For 50 years, Dr. Byron D. Tapley, principal investigator of NASA’s Gravity Recovery and Climate Experiment (GRACE) mission and professor of aerospace engineering at The University of Texas at Austin, has been an educator, a researcher, and a visionary who has made unique and significant contributions to the field of aerospace education and space geodesy. 

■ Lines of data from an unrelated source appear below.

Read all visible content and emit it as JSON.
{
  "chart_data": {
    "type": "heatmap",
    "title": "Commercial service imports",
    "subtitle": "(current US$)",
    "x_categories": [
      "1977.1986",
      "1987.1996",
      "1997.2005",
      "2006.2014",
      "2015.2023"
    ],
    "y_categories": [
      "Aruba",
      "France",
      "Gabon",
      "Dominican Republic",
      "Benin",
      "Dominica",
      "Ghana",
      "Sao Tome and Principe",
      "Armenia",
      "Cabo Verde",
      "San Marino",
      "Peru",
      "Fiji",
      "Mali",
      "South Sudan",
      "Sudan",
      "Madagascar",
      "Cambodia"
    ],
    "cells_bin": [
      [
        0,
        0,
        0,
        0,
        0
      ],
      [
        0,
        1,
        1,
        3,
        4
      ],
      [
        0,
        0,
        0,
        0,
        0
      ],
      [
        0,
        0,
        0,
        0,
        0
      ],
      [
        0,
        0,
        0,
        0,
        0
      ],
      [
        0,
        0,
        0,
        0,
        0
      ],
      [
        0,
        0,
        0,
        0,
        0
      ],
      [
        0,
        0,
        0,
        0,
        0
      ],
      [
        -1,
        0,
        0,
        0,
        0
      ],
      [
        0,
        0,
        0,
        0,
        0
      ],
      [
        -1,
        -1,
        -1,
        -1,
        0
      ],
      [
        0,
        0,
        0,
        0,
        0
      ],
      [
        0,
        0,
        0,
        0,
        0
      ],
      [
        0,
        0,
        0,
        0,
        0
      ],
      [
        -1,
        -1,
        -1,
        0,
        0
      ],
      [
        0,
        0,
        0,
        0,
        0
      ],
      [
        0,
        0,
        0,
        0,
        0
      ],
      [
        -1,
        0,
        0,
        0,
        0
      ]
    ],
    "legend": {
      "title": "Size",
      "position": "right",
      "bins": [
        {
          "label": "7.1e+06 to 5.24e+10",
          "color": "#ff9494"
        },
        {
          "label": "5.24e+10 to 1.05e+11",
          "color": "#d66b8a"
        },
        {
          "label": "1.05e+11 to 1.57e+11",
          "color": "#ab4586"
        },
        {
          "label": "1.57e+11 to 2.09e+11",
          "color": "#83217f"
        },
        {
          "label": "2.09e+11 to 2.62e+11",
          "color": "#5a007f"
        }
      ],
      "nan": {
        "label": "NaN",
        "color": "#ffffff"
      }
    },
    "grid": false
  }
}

Engineers, scientists, colleagues and former students from around the world honored Tapley at a symposium and banquet Feb. 1 in Austin.  During his 50 years of teaching, Tapley has interacted with thousands of students and supervised hundreds more during their doctoral and masters programs.  His students have become leaders in every aspect of national and international space exploration, holding key space-related positions in industry, the military, NASA, international space agencies and academia. 

 

Tapley’s accomplishments, including publications, professional and honorary society memberships, national and international advisory committee service, honors and awards received, and students whose lives he has touched grew too numerous to fully detail.  A few of his career awards include election to the National Academy of Engineering, the American Geophysical Union Charles A. Whitten Medal which recognizes outstanding achievements in research on the form and dynamics of the Earth and planets, the American Astronomical Society Dirk Brower Award, the honorary doctorate from Delft University of Technology, and NASA’s recent 2007 William T. Pecora Award to the GRACE science team for scientists’ achieving excellence in Earth observation. 

 

His colleagues consider Tapley among the elite individuals who have developed the interdisciplinary art of space geodesy, the scientific discipline measuring and representing the Earth, including its gravity field, in three dimensions.  His lifetime of work remains relevant as it continues to address contemporary problems in climate change, oceanography, geodynamics and geophysics.